Periodic Reporting for period 2 - NEXTGenIO (Next Generation I/O for Exascale)
Période du rapport: 2017-10-01 au 2019-09-30
One of the major roadblocks to achieving this goal is the I/O bottleneck. Current systems are capable of processing data quickly, but speeds are limited by how fast the system is able to read and write data. This represents a significant loss of time and energy in the system. Being able to widen, and ultimately eliminate, this bottleneck would majorly increase the performance and efficiency of HPC systems.
NEXTGenIO has made great strides towards solving the problem by bridging the gap between memory and storage using Intel's revolutionary new Optane DC Persistent Memory, which sits between conventional memory and disk storage. NEXTGenIO has designed the hardware and software to exploit the new memory technology, and has built a system with 100x faster I/O than current HPC systems, a significant step towards Exascale computation.
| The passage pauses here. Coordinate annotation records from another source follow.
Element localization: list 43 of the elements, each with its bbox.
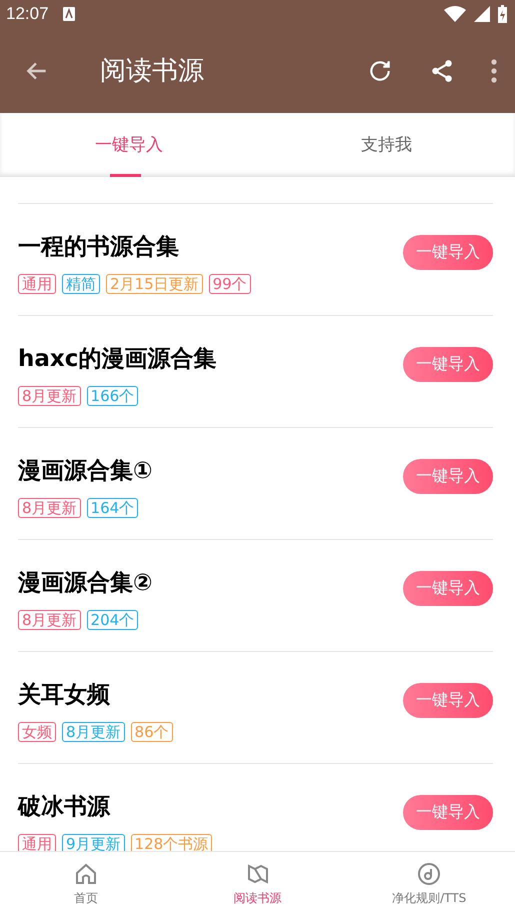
source-title: 漫画源合集①: [18, 457, 154, 486]
tag: 8月更新: [18, 386, 81, 406]
import-button[interactable]: 一键导入: [403, 571, 493, 606]
tag: 女频: [18, 722, 56, 742]
tag: 通用: [18, 274, 56, 294]
notification-icon: [62, 7, 75, 21]
tag: 164个: [86, 498, 138, 518]
import-button[interactable]: 一键导入: [403, 459, 493, 494]
tag: 128个书源: [130, 834, 212, 851]
wifi-icon: [444, 6, 466, 22]
nav-item[interactable]: 净化规则/TTS: [343, 852, 515, 916]
toolbar-title: 阅读书源: [100, 55, 205, 88]
battery-icon: [498, 5, 507, 23]
source-title: 破冰书源: [18, 793, 112, 822]
book-icon: [246, 862, 270, 886]
source-title: 一程的书源合集: [18, 233, 180, 262]
tag: 204个: [86, 610, 138, 630]
source-title: 关耳女频: [18, 681, 111, 710]
import-button[interactable]: 一键导入: [403, 683, 493, 718]
import-button[interactable]: 一键导入: [403, 235, 493, 270]
signal-icon: [474, 6, 490, 22]
home-icon: [74, 862, 98, 886]
source-title: haxc的漫画源合集: [18, 345, 218, 374]
nav-item[interactable]: 首页: [0, 852, 172, 916]
source-title: 漫画源合集②: [18, 569, 154, 598]
tag: 精简: [62, 274, 100, 294]
status-time: 12:07: [6, 4, 49, 24]
tag: 8月更新: [18, 498, 81, 518]
nav-item[interactable]: 阅读书源: [172, 852, 344, 916]
tag: 166个: [86, 386, 138, 406]
tag: 8月更新: [62, 722, 125, 742]
tag: 2月15日更新: [106, 274, 203, 294]
tag: 9月更新: [62, 834, 125, 851]
more-icon: [491, 58, 497, 84]
tag: 86个: [130, 722, 173, 742]
music-disc-icon: [417, 862, 442, 886]
tag: 99个: [208, 274, 251, 294]
tab[interactable]: 支持我: [258, 113, 515, 176]
tab[interactable]: 一键导入: [0, 113, 258, 176]
import-button[interactable]: 一键导入: [403, 795, 493, 830]
import-button[interactable]: 一键导入: [403, 347, 493, 382]
tag: 通用: [18, 834, 56, 851]
tag: 8月更新: [18, 610, 81, 630]
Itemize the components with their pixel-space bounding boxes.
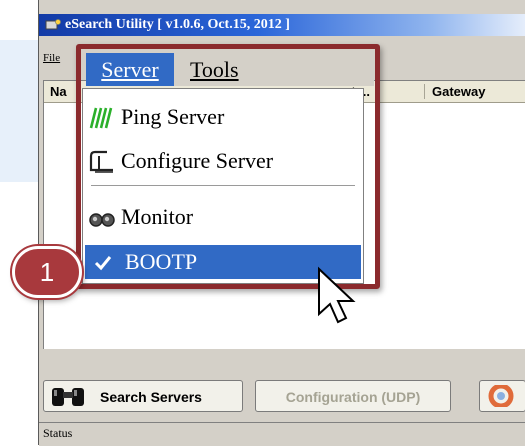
search-servers-button[interactable]: Search Servers [43, 380, 243, 412]
column-header-gateway[interactable]: Gateway [432, 81, 485, 102]
column-header-name[interactable]: Na [50, 81, 67, 102]
title-bar: eSearch Utility [ v1.0.6, Oct.15, 2012 ] [39, 14, 525, 36]
binoculars-icon [49, 386, 89, 419]
column-separator[interactable] [424, 84, 425, 99]
mouse-pointer-icon [316, 266, 356, 333]
web-button[interactable] [479, 380, 525, 412]
menu-file[interactable]: File [43, 50, 60, 66]
configuration-udp-button[interactable]: Configuration (UDP) [255, 380, 451, 412]
step-badge: 1 [12, 246, 82, 298]
status-bar: Status [39, 422, 525, 446]
highlight-frame [76, 44, 380, 289]
toolbar: Search Servers Configuration (UDP) [39, 370, 525, 422]
app-icon [45, 18, 61, 40]
browser-icon [488, 383, 514, 418]
search-servers-label: Search Servers [100, 389, 202, 405]
window-title: eSearch Utility [ v1.0.6, Oct.15, 2012 ] [65, 17, 290, 32]
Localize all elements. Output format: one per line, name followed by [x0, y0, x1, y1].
The advances that Optane DC Persistent Memory and NEXTGenIO represent are transformational across the computing sector.
1. “Hardware platform prototype: a new prototype HPC hardware platform will developed by Fujitsu utilising the latest NVDIMM and processor technology from Intel. There are many different ways of utilising this fascinating technology in computing systems. It is therefore our intention that the prototype hardware be of value not just in high-end HPC systems but also for general data centre usage. Demonstrating the prototype’s broad applicability is therefore a key objective.”
The NEXTGenIO hardware architecture was produced from a detailed requirement capture process in WP2, during the first half of the project. Following these requirements, the hardware platform was then built as part of WP6 and delivered to EPCC’s data centre in March 2019. The platform was used for in-depth testing of the co-design applications and systemware in order to demonstrate the broad applicability of the technology.
2. “Exascale I/O investigation: as the NDIMM technology is new, the project will investigate different methods of utilising its functionality to support the most efficient I/O performance in HPC and data centre environments. This technology will be truly transformative in terms of HPC workloads. Understanding how best to utilise it is a key research objective of the project.”
Investigations were done into the different modes in which the NVDIMMs can operate and the different options for their usage, e.g. direct access using fsdax and PMDK, distributed file systems, object stores or as an extended memory hierarchy. The prototype was set up in a “mixed” setup, with 1TB in Memory mode and 2TB in App Direct mode – this allows for the most efficient use of the platform overall, enabling the majority of workloads to run with only minor (SLURM supported) reconfiguration of the compute nodes. The performance of the different approaches has been tested and have been reported in the final project deliverables, in particular those from WPs 5, 6 and 7.
3. “Systemware development: the software components that will support the use of the NVDIMM technology by applications, the operating system, and the debugging and performance tools will be developed. This will include I/O libraries, new energy and data aware schedulers, enhancements to programming model libraries, and tools development. The architectural design decisions will be taken using the results of the Exascale I/O investigation and the co-design process. Producing the necessary software to enable Exascale application execution on the hardware platform is therefore a key objective.”
The project developed a systemware stack to support the seamless use of the NVRAM by applications. The SLURM scheduler was extended to be aware of the new memory/storage layer, to be able to schedule complex workflows and to make decisions on resource management that improve the efficiency of the system. A data scheduler was developer to transparently move data to and from the compute nodes. The PyCOMPSs programming model and dataClay object store were both enhanced to work with NVRAM. The profiling and debugging tools were also extended to support performance analysis on the new hardware.
4. “Application co-design: any new I/O platforms need to meet the needs of today’s highly parallel applications as these will be tomorrow’s Exascale applications. Understanding individual applications’ I/O profiles and typical I/O workloads on shared systems running multiple different applications is key to ensuring the decisions we make in hardware design and the I/O models we investigate will be relevant to the real world. The use of co-design to inform these choices is a therefore a key objective of this project.”
Co-design has been a continued strong focus throughput the project, and usage scenarios/usage requirements have driven the architecture specifications for the hardware and the software stack. A key design requirement for the systemware in particular was the need for applications to be able to benefit from the NEXTGenIO platform without requiring any changes to be made to the applications themselves. The development of the Kronos workload generator and simulator helped evaluate the architectures across multiple different workload types and to a large scale. Kronos is able to produce a wide range of synthetic workloads that represent different compute and I/O requirements and execute those with varying configurations in order to assess the impact of NVRAM on performance.
In summary, the NEXTGenIO project has firmly met all the objectives that were set out in the DoA and has exceeded expectations in terms of the overall results achieved in terms of performance and usability.